Parenting • 7 min read
How to Help Your Child Study at Home (Without Fighting)
Homework battles are the most exhausting hour of an Indian parent's day. Here is a calmer, more effective way to support learning at home.
Published 25 April 2026 by Yajur Wellbeing Team
Most Indian families end the school day in some version of the same argument: 'Have you done your homework?' If that fight has become the central event of your evening, it is time to redesign the system. Here is what works, based on what we see across hundreds of Yajur families.
Stop sitting next to your child while they work
The single biggest improvement most families can make is to physically move. Sit at the dining table while your child works at the study table. Be in the same room, available for questions, but not hovering. Hovering builds dependence — your child stops thinking and starts checking 'is this right?' after every line.
Design the hour, not the homework
- Fixed time — pick the same one-hour window every evening (5:30-6:30 pm works well for primary).

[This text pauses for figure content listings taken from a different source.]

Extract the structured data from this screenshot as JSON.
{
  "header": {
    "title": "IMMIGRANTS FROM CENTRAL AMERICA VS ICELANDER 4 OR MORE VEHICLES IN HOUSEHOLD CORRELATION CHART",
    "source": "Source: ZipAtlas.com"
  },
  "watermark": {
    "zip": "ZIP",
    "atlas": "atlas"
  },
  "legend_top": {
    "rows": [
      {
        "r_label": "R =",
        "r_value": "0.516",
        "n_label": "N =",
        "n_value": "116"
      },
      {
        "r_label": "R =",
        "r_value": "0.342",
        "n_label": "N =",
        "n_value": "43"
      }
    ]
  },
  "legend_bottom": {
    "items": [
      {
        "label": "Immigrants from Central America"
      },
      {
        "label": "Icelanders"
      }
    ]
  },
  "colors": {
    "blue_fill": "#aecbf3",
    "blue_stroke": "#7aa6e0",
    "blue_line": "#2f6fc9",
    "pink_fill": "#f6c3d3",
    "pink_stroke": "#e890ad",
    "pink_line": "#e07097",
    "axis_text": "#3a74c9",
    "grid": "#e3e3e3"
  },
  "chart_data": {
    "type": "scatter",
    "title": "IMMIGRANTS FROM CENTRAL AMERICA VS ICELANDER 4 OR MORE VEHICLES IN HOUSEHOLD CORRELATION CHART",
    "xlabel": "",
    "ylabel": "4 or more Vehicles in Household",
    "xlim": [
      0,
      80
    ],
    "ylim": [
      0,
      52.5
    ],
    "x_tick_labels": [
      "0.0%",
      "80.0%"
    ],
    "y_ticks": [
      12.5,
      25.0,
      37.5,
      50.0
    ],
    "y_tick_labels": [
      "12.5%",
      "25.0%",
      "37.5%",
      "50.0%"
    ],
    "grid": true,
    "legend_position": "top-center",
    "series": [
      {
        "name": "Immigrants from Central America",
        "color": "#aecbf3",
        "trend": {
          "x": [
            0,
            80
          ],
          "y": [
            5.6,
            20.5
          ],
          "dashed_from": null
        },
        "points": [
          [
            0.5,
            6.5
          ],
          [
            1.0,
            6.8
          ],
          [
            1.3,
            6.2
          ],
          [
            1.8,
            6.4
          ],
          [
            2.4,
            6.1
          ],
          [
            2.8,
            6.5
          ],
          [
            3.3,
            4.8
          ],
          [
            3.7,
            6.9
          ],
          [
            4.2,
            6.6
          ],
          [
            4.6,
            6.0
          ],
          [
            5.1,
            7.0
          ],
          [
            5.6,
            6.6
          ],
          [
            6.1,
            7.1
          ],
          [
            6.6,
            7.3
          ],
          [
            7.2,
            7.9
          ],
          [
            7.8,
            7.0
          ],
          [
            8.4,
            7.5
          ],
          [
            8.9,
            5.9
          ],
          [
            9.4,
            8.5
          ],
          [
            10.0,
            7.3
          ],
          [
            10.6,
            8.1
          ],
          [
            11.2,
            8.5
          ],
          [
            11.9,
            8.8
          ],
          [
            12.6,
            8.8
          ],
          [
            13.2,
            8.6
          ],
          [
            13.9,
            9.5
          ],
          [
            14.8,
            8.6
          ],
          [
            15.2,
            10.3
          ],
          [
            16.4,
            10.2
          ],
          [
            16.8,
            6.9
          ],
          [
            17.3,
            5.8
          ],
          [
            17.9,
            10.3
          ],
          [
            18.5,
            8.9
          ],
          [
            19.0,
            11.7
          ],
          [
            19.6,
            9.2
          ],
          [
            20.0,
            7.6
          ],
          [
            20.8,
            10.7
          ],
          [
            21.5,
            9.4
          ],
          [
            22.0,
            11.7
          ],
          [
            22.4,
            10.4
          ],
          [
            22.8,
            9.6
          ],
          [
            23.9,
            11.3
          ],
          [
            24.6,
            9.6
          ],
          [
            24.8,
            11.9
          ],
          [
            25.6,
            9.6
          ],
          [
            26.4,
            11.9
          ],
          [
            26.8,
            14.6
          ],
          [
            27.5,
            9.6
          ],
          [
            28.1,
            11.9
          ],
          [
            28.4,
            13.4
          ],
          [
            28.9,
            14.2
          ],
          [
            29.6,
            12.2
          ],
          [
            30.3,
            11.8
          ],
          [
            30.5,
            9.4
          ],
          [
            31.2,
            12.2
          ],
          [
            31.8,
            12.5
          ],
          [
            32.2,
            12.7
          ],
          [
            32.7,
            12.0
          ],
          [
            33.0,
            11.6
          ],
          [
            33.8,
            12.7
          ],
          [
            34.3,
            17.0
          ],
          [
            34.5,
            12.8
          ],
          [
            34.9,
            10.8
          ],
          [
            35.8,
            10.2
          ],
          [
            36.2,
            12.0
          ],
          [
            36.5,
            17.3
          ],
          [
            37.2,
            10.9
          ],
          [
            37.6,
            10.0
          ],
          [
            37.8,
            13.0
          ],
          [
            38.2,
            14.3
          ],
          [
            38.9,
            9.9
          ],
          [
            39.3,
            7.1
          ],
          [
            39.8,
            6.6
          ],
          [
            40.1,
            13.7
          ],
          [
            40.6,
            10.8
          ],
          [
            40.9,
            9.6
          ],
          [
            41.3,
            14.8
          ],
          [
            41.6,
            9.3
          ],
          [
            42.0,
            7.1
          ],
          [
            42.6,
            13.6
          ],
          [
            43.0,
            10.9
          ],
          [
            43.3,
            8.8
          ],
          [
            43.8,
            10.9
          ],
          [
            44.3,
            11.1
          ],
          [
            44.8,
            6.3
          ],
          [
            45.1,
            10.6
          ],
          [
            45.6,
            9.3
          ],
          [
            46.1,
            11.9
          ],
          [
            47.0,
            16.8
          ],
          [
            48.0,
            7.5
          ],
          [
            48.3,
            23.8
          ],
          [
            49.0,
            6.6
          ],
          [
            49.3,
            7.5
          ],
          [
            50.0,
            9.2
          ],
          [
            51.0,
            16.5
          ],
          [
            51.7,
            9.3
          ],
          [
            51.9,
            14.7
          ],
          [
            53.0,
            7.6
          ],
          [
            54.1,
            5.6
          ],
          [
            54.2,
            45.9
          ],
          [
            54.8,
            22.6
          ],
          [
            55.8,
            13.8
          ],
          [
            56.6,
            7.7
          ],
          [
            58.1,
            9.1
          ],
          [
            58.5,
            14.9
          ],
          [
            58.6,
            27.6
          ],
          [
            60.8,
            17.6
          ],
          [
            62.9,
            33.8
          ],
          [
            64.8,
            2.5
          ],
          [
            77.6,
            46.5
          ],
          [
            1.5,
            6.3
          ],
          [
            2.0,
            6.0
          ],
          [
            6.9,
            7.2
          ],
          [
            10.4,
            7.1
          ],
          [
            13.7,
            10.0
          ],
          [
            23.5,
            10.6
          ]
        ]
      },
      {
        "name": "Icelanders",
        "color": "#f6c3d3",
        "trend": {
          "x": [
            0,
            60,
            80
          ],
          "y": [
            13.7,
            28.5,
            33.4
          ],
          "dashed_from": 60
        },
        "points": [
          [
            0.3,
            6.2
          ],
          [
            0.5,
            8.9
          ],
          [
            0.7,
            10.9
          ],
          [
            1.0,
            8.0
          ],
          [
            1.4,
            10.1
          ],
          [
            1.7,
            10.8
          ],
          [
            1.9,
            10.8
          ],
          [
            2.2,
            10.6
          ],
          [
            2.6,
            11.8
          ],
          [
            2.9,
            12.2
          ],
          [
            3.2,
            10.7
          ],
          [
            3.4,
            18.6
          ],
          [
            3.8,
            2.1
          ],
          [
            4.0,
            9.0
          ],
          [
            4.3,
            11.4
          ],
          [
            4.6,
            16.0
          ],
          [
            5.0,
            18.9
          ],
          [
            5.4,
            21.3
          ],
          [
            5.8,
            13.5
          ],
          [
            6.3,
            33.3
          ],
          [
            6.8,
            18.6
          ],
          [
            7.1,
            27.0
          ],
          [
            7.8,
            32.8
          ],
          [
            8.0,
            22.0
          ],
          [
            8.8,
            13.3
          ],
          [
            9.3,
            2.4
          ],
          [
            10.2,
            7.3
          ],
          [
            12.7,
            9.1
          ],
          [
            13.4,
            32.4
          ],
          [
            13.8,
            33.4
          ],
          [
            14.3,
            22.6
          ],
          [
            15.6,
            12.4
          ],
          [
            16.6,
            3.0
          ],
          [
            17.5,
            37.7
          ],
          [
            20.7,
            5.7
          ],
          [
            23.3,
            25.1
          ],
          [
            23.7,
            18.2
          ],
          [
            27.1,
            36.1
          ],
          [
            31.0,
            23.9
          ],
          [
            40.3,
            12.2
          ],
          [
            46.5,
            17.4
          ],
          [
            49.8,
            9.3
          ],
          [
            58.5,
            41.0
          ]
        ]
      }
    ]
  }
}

- Same place — one consistent table with the same chair. The brain learns 'this is where I work.'
- No screens — your phone goes face-down in another room during this hour. Your child notices.
- Snack and water before, not during. Hunger and dehydration look like distraction.
- Two short breaks — 5 minutes after 20 minutes, 5 minutes after another 20.
When your child says 'I don't understand'
Resist the urge to explain immediately. Ask 'What part exactly is confusing?' If they can name it, half the problem is solved. If they cannot, ask them to read the question aloud, slowly. Most of the time, the question simply was not read carefully. When they truly are stuck, explain once, then ask them to explain it back to you.
Things to never say during homework
- 'Even your younger cousin can do this.'
- 'Why are you so slow?'
- 'I have explained this three times.'
- 'Do you want to fail?'
Each of these costs you a week of cooperation. Children who feel safe at the study table return to it the next day. Children who feel shamed start avoiding it.
When to bring the school into the loop
If a particular subject is causing tears two or three evenings in a row, write to the class teacher. The teacher would much rather hear from you in week 1 than discover the problem in the term test. At Yajur, we treat homework-related parent emails as priority — they tell us something useful about the child's experience.
Talk to a Yajur teacher
Concerned about a specific subject? Our class teachers respond within 24 hours during the school week.
Reach our teamFrequently asked questions
How long should homework take in primary school?
Class 1-2: 15-20 minutes. Class 3-5: 30-45 minutes. Class 6-7: 45-60 minutes. If homework is regularly taking more than this, talk to the teacher.
Should I correct my child's homework before they submit it?
No. Teachers need to see what your child actually wrote to know where to help. Point out the line that needs a re-look, but let the child fix it.
What about tuition?
For most primary-school children, tuition is not necessary if the school is doing its job. If you are using tuition to compensate for a school that is not teaching well, the better fix is to talk to the school.